What method provides more replayability? On the one hand, gamebooks that kill you arbitrarily are replayed to find the right path. Gamebooks that don't kill you arbitrarily could be replayed to see what the different paths do. I suppose it might not make much difference. If you succeed at the gamebook that arbitrarily kills you early on and know that it arbitrarily kills you, then I guess you won't want to bother exploring the other paths. If exploration is more of a fun option, then maybe you will. I guess it also depends on how you feel towards the game. If the gamebook is a challenge to be beaten, then I guess you will replay the book over and over until you win. If you look at it as something to kick back and explore with/create a narrative with then having arbitrary deaths would be a put off.


So which method is more fun? I guess that depends on your gamebook player type. If you like a challenge, then having arbitrary deaths due to choices would be fun.

If you are an explorer/storyteller, then you probably won't want your experience cut short by an arbitrary death.

What do you think?


  1. When I was a lot younger, I was a fan of extreme difficulty in gamebooks. Nowadays I'm much more into gamebooks that encourage repeat play by presenting interesting, explorable worlds, where turning right rather than left (or whatever) presents new challenges rather than guaranteeing failure.

    The mini-adventure I wrote for Fighting Fantazine falls somewhere between the two approaches. There's more than one way to win it (though one victory is 'better'), and I don't think there are any encounters in the adventure of which it could be said 'if you wind up here, you are sure to fail'. Each viable route through the adventure does require the reader to make the 'right' choice in places, and at times that choice is still arbitrary, but in other places there are definite rewards for intelligent gameplay.
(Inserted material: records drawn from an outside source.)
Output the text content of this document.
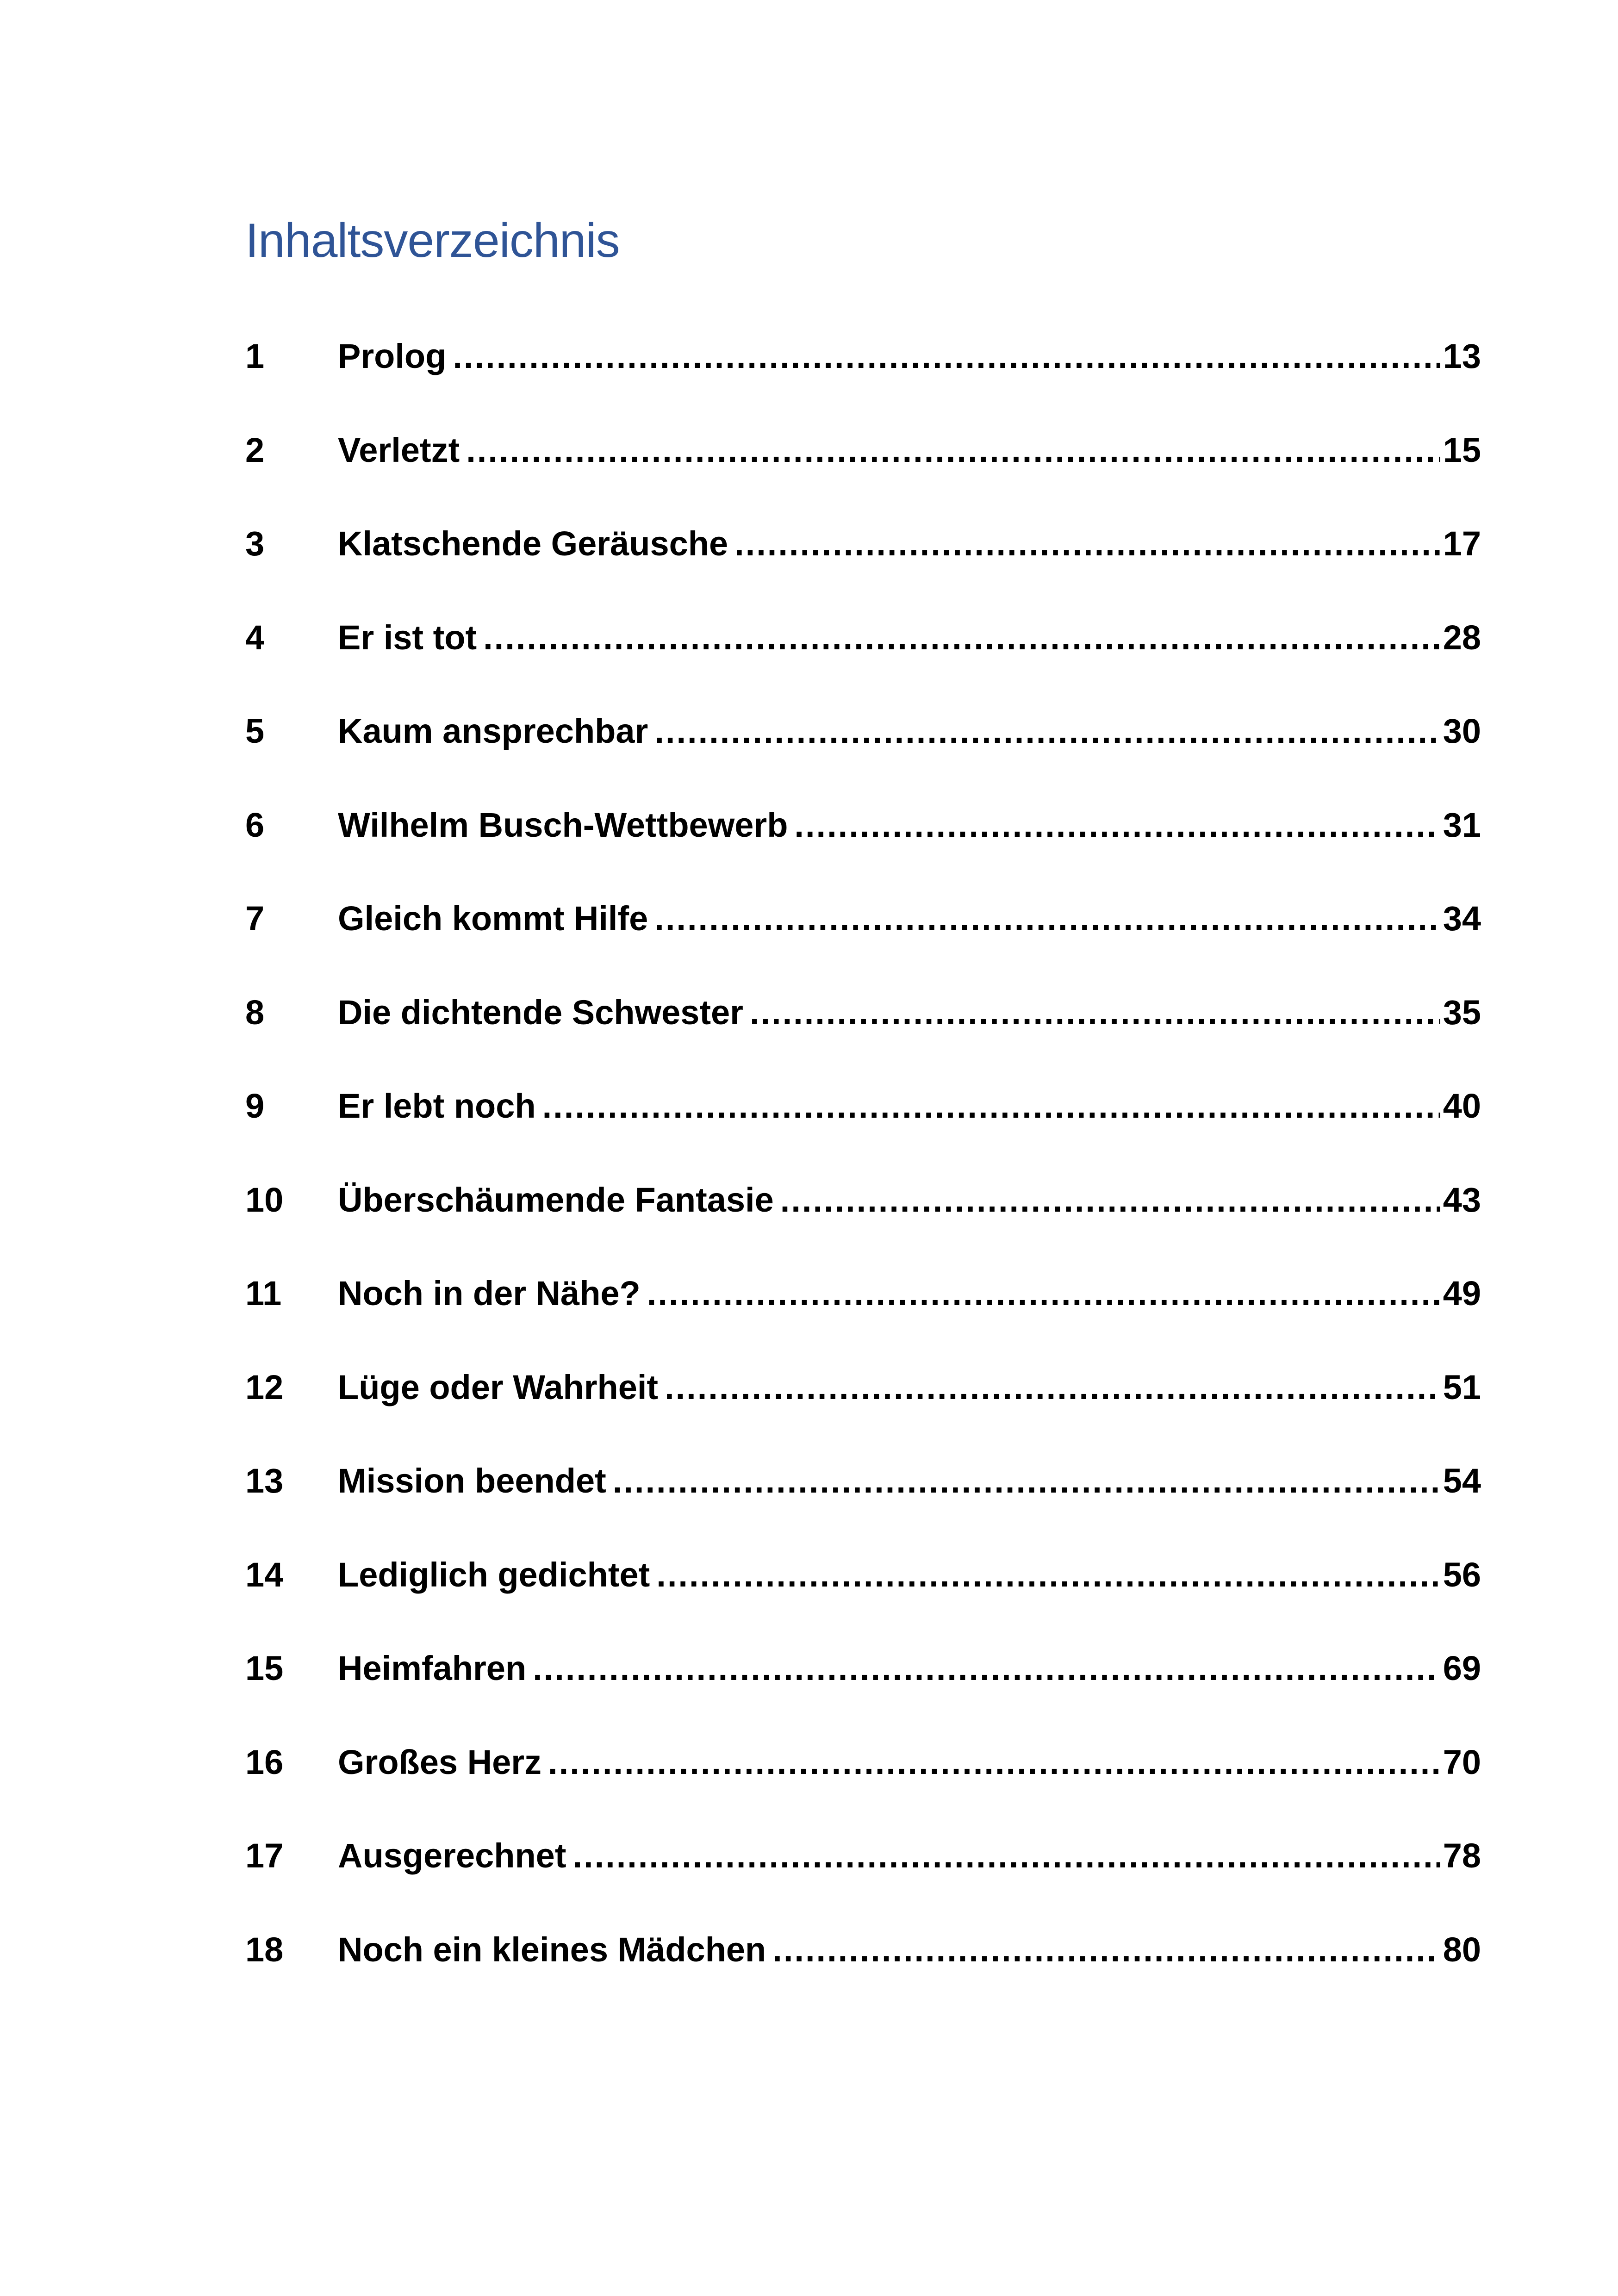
Inhaltsverzeichnis
1	Prolog .....	13
2	Verletzt .....	15
3	Klatschende Geräusche .....	17
4	Er ist tot .....	28
5	Kaum ansprechbar .....	30
6	Wilhelm Busch-Wettbewerb .....	31
7	Gleich kommt Hilfe .....	34
8	Die dichtende Schwester .....	35
9	Er lebt noch .....	40
10	Überschäumende Fantasie .....	43
11	Noch in der Nähe? .....	49
12	Lüge oder Wahrheit .....	51
13	Mission beendet .....	54
14	Lediglich gedichtet .....	56
15	Heimfahren .....	69
16	Großes Herz .....	70
17	Ausgerechnet .....	78
18	Noch ein kleines Mädchen .....	80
  2. Hey Stuart, i really enjoy the blog.

    There are no hooks at the start of the book for beginning again. There is usually no clue along the way as to the misstep that caused your death. Without those it’s too tedious to begin again. Once you ignore the consequences and just keep going as if you won, the game is over and you’re just reading.

    Gamebooks keep the wargame element of hit points, but they drop terrain and enemy unit visibility, and those two things are important for determining strategy. The gamebook might as well be blackjack with a few die rolls to see how much more you lose. There are a lot of ways to shore this up, but it isn’t done because gamebook money is in quantity not quality.